Rethinking Lysosomes: These Cleanup Crews Also Regulate Growth

Long viewed as the cell’s trash cans, lysosomes are best known for breaking down biomolecules. But it’s time for a fresh look at these organelles. Lysosomes are closer to pantries that — depending on how well they’re stocked — tell cells when and how much to grow, says MCB Assistant Professor Roberto Zoncu.

He discovered there was more to lysosomes as a post-doc, while working on a protein kinase called mechanistic target of rapamycin (mTOR). Found in bacteria, rapamycin is a drug that blocks mTOR and so extends life in mice and other organisms. “mTOR is a master metabolic regulator that makes you grow and age,” Zoncu says, adding that mTOR dysfunction is also implicated in diseases such as diabetes and cancer. “But nobody knew how it controlled these processes.”

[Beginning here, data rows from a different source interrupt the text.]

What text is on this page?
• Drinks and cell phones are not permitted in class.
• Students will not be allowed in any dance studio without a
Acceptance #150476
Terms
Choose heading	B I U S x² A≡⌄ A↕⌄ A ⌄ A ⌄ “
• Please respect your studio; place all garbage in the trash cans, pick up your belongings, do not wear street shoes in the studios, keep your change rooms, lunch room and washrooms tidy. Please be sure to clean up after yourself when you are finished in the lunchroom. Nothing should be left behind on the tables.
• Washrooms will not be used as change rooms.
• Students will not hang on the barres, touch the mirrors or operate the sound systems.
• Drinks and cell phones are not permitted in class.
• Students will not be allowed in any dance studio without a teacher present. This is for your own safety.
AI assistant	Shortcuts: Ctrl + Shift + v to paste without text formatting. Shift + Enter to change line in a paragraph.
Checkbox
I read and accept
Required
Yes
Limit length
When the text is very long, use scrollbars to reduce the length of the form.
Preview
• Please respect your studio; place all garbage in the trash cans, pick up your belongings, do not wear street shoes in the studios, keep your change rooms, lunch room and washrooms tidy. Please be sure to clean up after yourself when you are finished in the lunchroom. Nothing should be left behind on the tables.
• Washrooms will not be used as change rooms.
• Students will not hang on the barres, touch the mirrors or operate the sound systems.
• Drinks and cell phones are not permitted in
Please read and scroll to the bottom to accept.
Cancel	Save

So he decided to see where mTOR was in the cell. When Zoncu compared human cells before and after giving them amino acids, he found that mTOR went from being spread out to being concentrated on the surface of lysosomes. “The location was 100% precise,” he says. “It was one of those wow moments.”

In smaller organisms such as yeast, lysosomes store nutrients as a backup for hard times. This made Zoncu wonder if mTOR regulates growth based on how much food is stored in lysosomes. “Their contents reflect the nutritional state of the cell,” he says. “We think there has to be food in lysosomes for mTOR to bind.”

Indeed, he found that when the lysosome “pantry” is well-stocked, amino acids on the inside activate proteins (GTPases) on the outside, which in turn specifically bind mTOR. Next the lysosomes empty out, releasing nutrients that cells can use to grow. “It’s yin-yang,” Zoncu says. “The lysosome is the recycle bin where things that are damaged or not needed get broken down, and mTOR makes cells grow.”

Zoncu also found that lysosomes regulate themselves. Lysosome formation is controlled by a protein called Transcription Factor EB (TFEB), and he found that mTOR binds this transcription factor in the cytoplasm. This deactivates TFEB, keeping it out of the nucleus and so limiting the formation of new lysosomes.

Today, Zoncu studies how lysosomes and mTOR regulate metabolism and growth in mammalian cells. Ultimately, he wants to know how the nutrients we eat regulate the ability of the body to grow and repair itself, and he already knows lysosomes play a big part.

“My goal is to get everyone excited about them,” he says. “We are discovering wonderful new properties of this organelle.”

Zoncu recently had the honor of being chosen as one of five first-ever Pew-Stewart Scholars for Cancer Research, which supports promising early career scientists whose research may accelerate discovery and advance progress towards a cure for cancer. Zoncu also recently received an NIH New Innovator Award.